Die SPD hat im Wahlkampf behauptet, die wichtigsten Maßnahmen zur Begrenzung der irregulären Einwanderung seien bereits verabschiedet worden oder auf dem Weg. Auf zusätzliche Forderungen in diesem emotional aufgeladenen Politikfeld hat sie verzichtet, um einen Überbietungswettbewerb zu vermeiden. Die Große Koalition bietet die Möglichkeit, dass die SPD in Zukunft wieder für Weltoffenheit, eine durchfinanzierte Integrationspolitik, gute Infrastrukturen und mehr Steuerung steht. Bei der Diskussion um Investitionen muss die SPD berücksichtigen, dass die Mehrheit der Bevölkerung die Schuldenbremse befürwortet. Die klassische Rollenverteilung, wonach die SPD Schulden machen will und die Union ihr in den Arm fallen muss, wäre kontraproduktiv. Hier muss die SPD umsichtig vorgehen und Reformen gut begründen.

Öffnung zur progressiven Gesamtlinken

Klar ist: Diese Positionsverschiebungen in der Großen Koalition allein werden nicht ausreichen. Parallel müssen schmerzhafte Grundsatzfragen auf den Tisch kommen: Warum schöpft die SPD ihr großes Wählerpotenzial von 30–40 Prozent nur zur Hälfte aus? Welche Erklärungen gibt es dafür, dass die Kompetenzwerte der Partei eingebrochen sind? Was bringt die Kernklientel der Arbeiter und Gewerkschafter dazu, das Kreuz nicht mehr bei der SPD zu machen, sondern eher bei AfD und Union? Es geht darum, diese Niederlage gründlicher und gewissenhafter aufzuarbeiten als 2009, 2013 und 2017.

Der Vorstandsbeschluss vom 3. März 2025 darf kein Strohfeuer sein. Dafür wäre es hilfreich, wenn nicht allein der Generalsekretär den Hut in diesem Prozess aufhätte, sondern unabhängige Persönlichkeiten etwa aus den SPD-Landesverbänden. Vonnöten ist ein strategischer Prozess, in dem die längerfristigen Ursachen und Hintergründe des Ergebnisses herausgearbeitet und Interpretationsmuster entwickelt werden. Großorganisationen tendieren in regressiven und unübersichtlichen Zeiten (in denen es weniger Ämter zu verteilen gibt) oft zu Abschottung und Binnenlogiken. Gegen diesen Reflex muss sich die SPD stemmen, indem sie sich zur progressiven Gesamtlinken hin öffnet. Klug angelegt kann ein solcher Öffnungsprozess neue Menschen mit vielfältigen Biografien an die Partei binden.

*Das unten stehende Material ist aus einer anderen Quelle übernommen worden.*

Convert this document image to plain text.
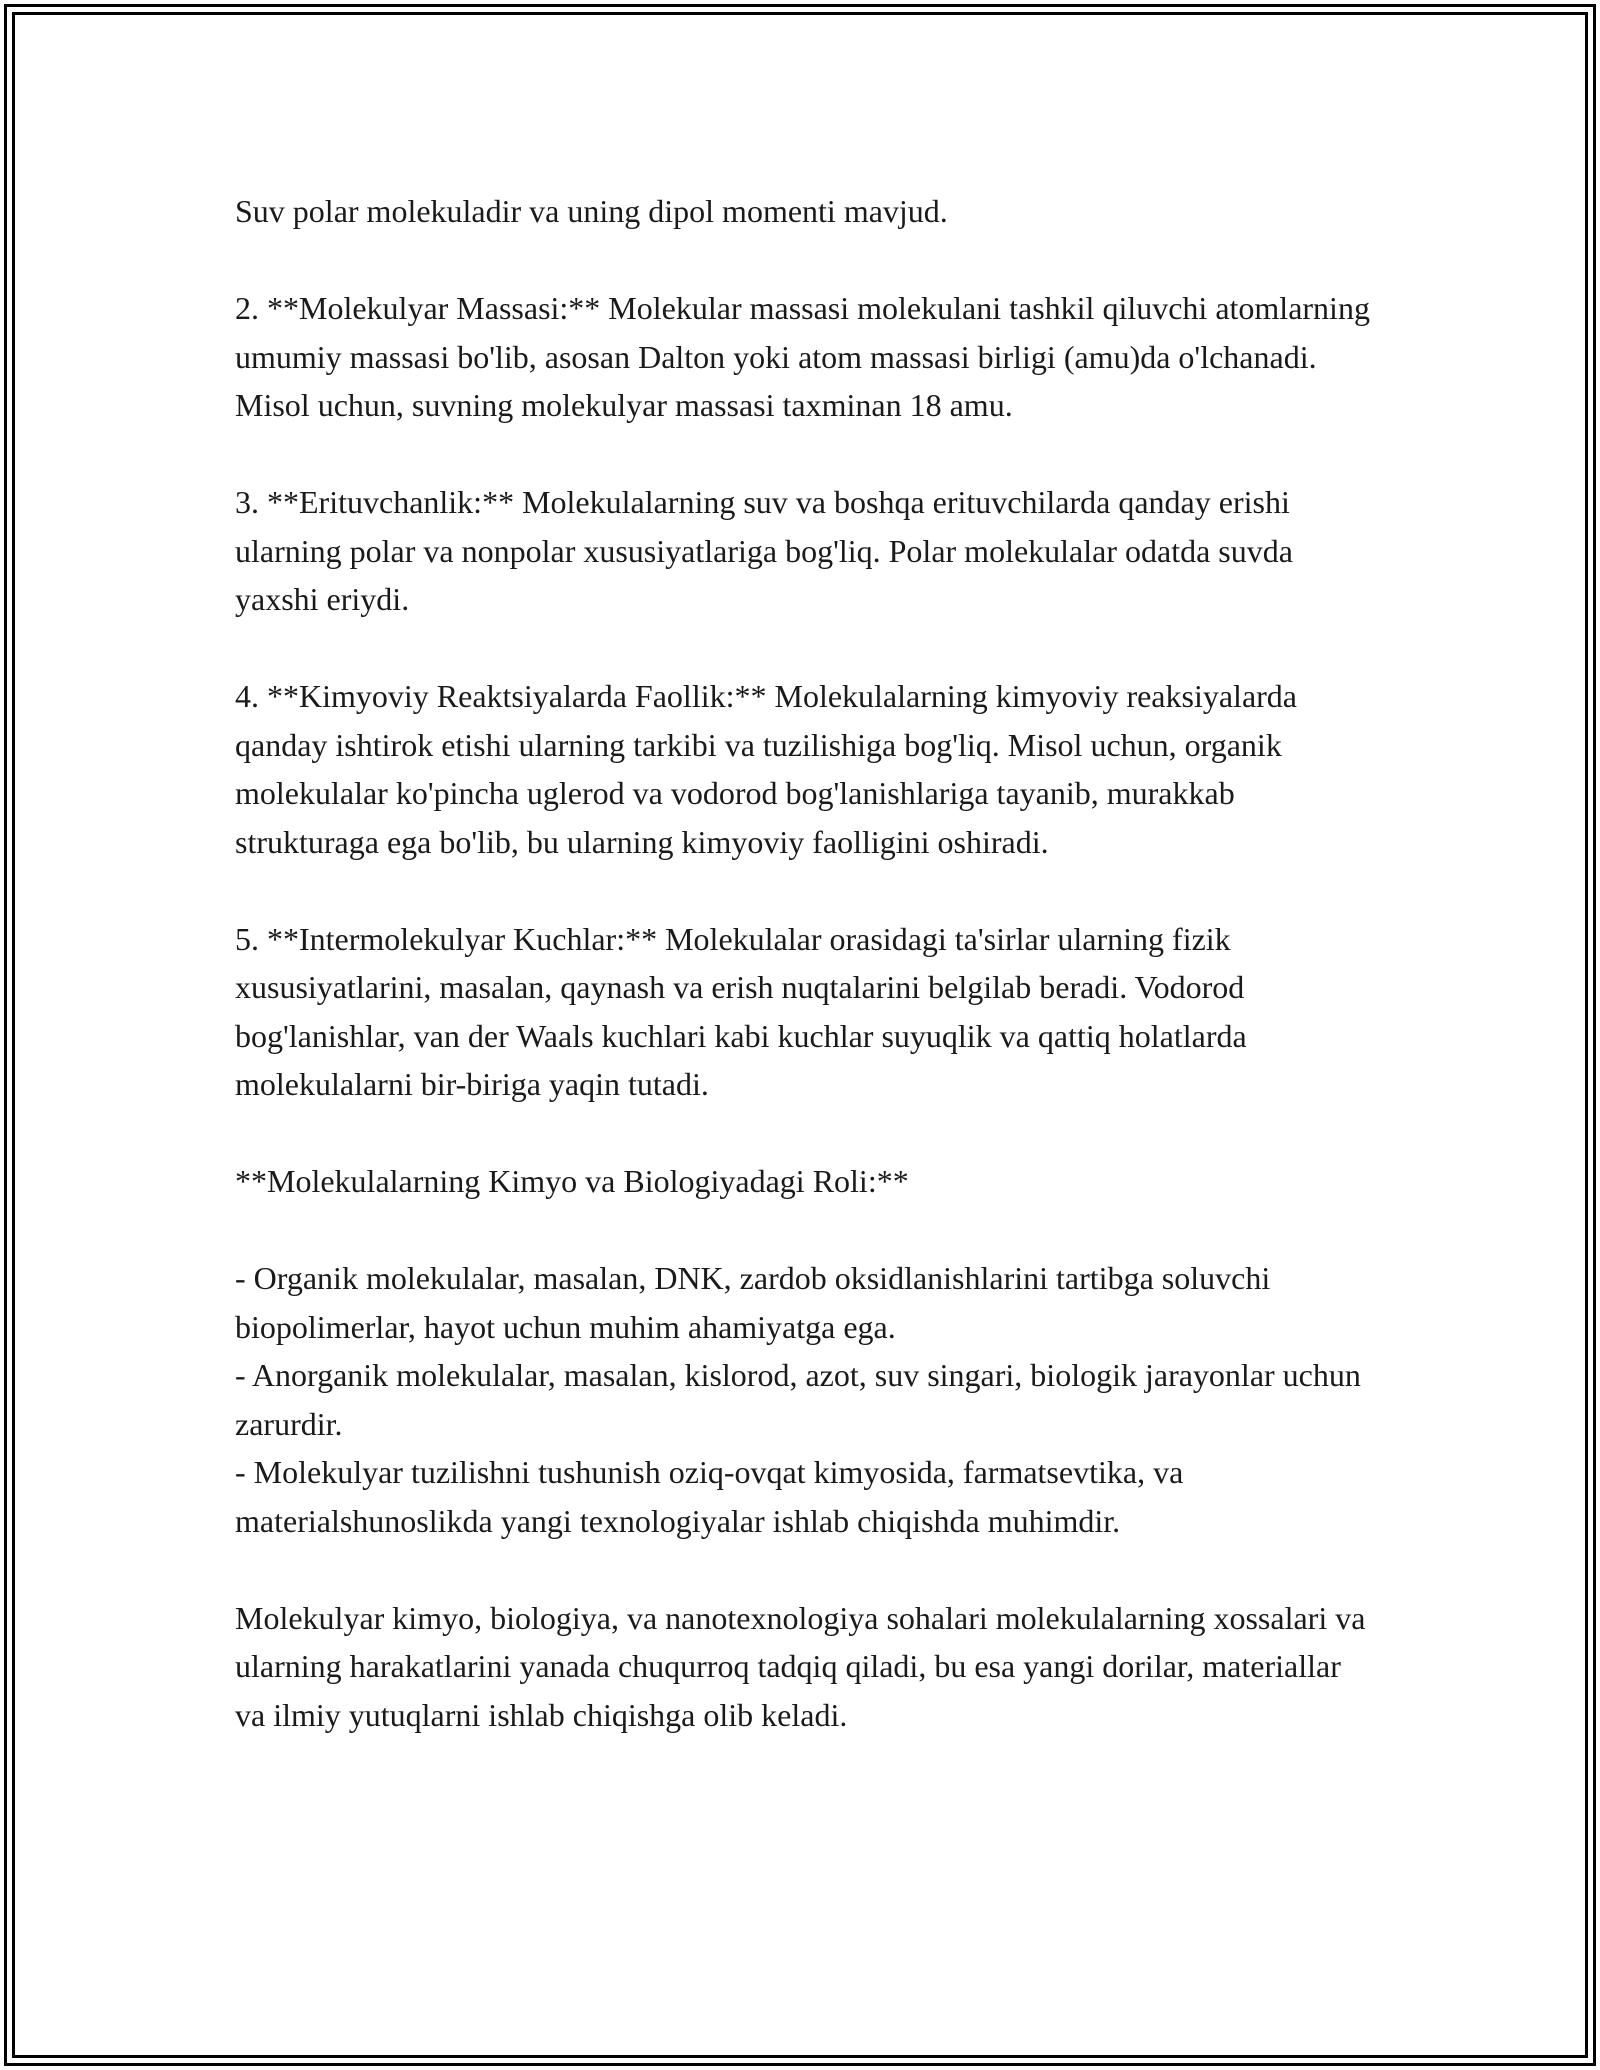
Suv polar molekuladir va uning dipol momenti mavjud.

2. **Molekulyar Massasi:** Molekular massasi molekulani tashkil qiluvchi atomlarning umumiy massasi bo'lib, asosan Dalton yoki atom massasi birligi (amu)da o'lchanadi. Misol uchun, suvning molekulyar massasi taxminan 18 amu.

3. **Erituvchanlik:** Molekulalarning suv va boshqa erituvchilarda qanday erishi ularning polar va nonpolar xususiyatlariga bog'liq. Polar molekulalar odatda suvda yaxshi eriydi.

4. **Kimyoviy Reaktsiyalarda Faollik:** Molekulalarning kimyoviy reaksiyalarda qanday ishtirok etishi ularning tarkibi va tuzilishiga bog'liq. Misol uchun, organik molekulalar ko'pincha uglerod va vodorod bog'lanishlariga tayanib, murakkab strukturaga ega bo'lib, bu ularning kimyoviy faolligini oshiradi.

5. **Intermolekulyar Kuchlar:** Molekulalar orasidagi ta'sirlar ularning fizik xususiyatlarini, masalan, qaynash va erish nuqtalarini belgilab beradi. Vodorod bog'lanishlar, van der Waals kuchlari kabi kuchlar suyuqlik va qattiq holatlarda molekulalarni bir-biriga yaqin tutadi.

**Molekulalarning Kimyo va Biologiyadagi Roli:**

- Organik molekulalar, masalan, DNK, zardob oksidlanishlarini tartibga soluvchi biopolimerlar, hayot uchun muhim ahamiyatga ega.

- Anorganik molekulalar, masalan, kislorod, azot, suv singari, biologik jarayonlar uchun zarurdir.

- Molekulyar tuzilishni tushunish oziq-ovqat kimyosida, farmatsevtika, va materialshunoslikda yangi texnologiyalar ishlab chiqishda muhimdir.

Molekulyar kimyo, biologiya, va nanotexnologiya sohalari molekulalarning xossalari va ularning harakatlarini yanada chuqurroq tadqiq qiladi, bu esa yangi dorilar, materiallar va ilmiy yutuqlarni ishlab chiqishga olib keladi.
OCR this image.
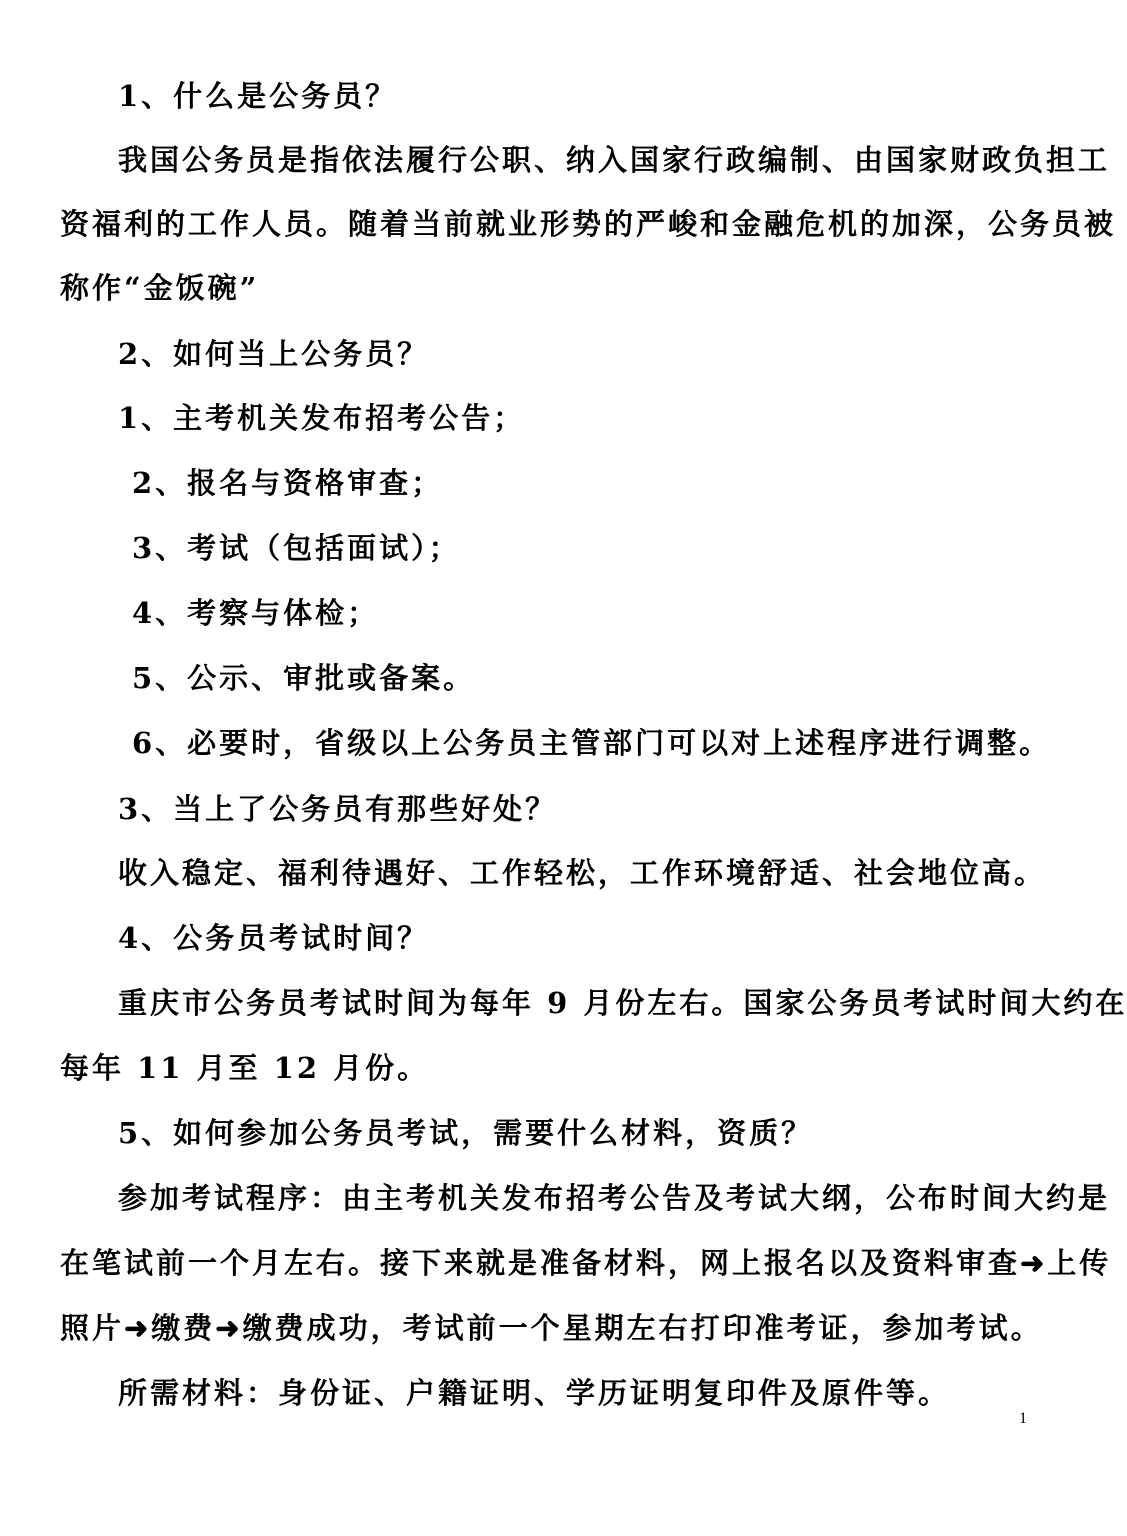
1、什么是公务员？
我国公务员是指依法履行公职、纳入国家行政编制、由国家财政负担工
资福利的工作人员。随着当前就业形势的严峻和金融危机的加深，公务员被
称作“金饭碗”
2、如何当上公务员？
1、主考机关发布招考公告；
2、报名与资格审查；
3、考试（包括面试）；
4、考察与体检；
5、公示、审批或备案。
6、必要时，省级以上公务员主管部门可以对上述程序进行调整。
3、当上了公务员有那些好处？
收入稳定、福利待遇好、工作轻松，工作环境舒适、社会地位高。
4、公务员考试时间？
重庆市公务员考试时间为每年 9 月份左右。国家公务员考试时间大约在
每年 11 月至 12 月份。
5、如何参加公务员考试，需要什么材料，资质？
参加考试程序：由主考机关发布招考公告及考试大纲，公布时间大约是
在笔试前一个月左右。接下来就是准备材料，网上报名以及资料审查➜上传
照片➜缴费➜缴费成功，考试前一个星期左右打印准考证，参加考试。
所需材料：身份证、户籍证明、学历证明复印件及原件等。
1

Eine wichtige Fragestellung für die Debatte: Welche Teile des Modells Deutschland müssen bewahrt werden, und an welchen Stellen sind größere strukturelle Veränderungen notwendig? Die SPD sieht sich selbst gern als Reformpartei. Aber ist sie dies auch? Wer ChatGPT nach den sozialdemokratischen Reformen der vergangenen zehn Jahre fragt, bekommt folgende Stichworte geliefert: Mindestlohn, Grundrente, Kindergeld, Bürgergeld, Kohleausstieg, Deutschlandticket, Ehe für alle, Fachkräfteeinwanderung und Krisenmanagement.

Diese unvollständige Liste zeigt, dass die SPD das Handwerk solider Regierungsarbeit beherrscht. Einerseits. Andererseits ist dieses im Kern konservative Land seit der Agenda 2010 um große Strukturreformen umhingekommen. Was liegen blieb, muss nun bearbeitet werden. Die SPD wird gebraucht, als Ideengeberin und Umsetzerin. Anders als in der zurückliegenden Legislaturperiode, wo die Partei ruhig gestellt zu sein schien, muss der Reformprozess in der Partei auf ein hohes Niveau gebracht werden. Dafür muss die Partei in den Reformmodus gelangen und sich selbst herausfordern. Bob Dylan hat einmal gesagt: »Das Leben geht nicht darum, sich selbst zu finden. Das Leben geht darum, sich selbst zu erschaffen.« Vielleicht gilt das gerade jetzt auch für die SPD.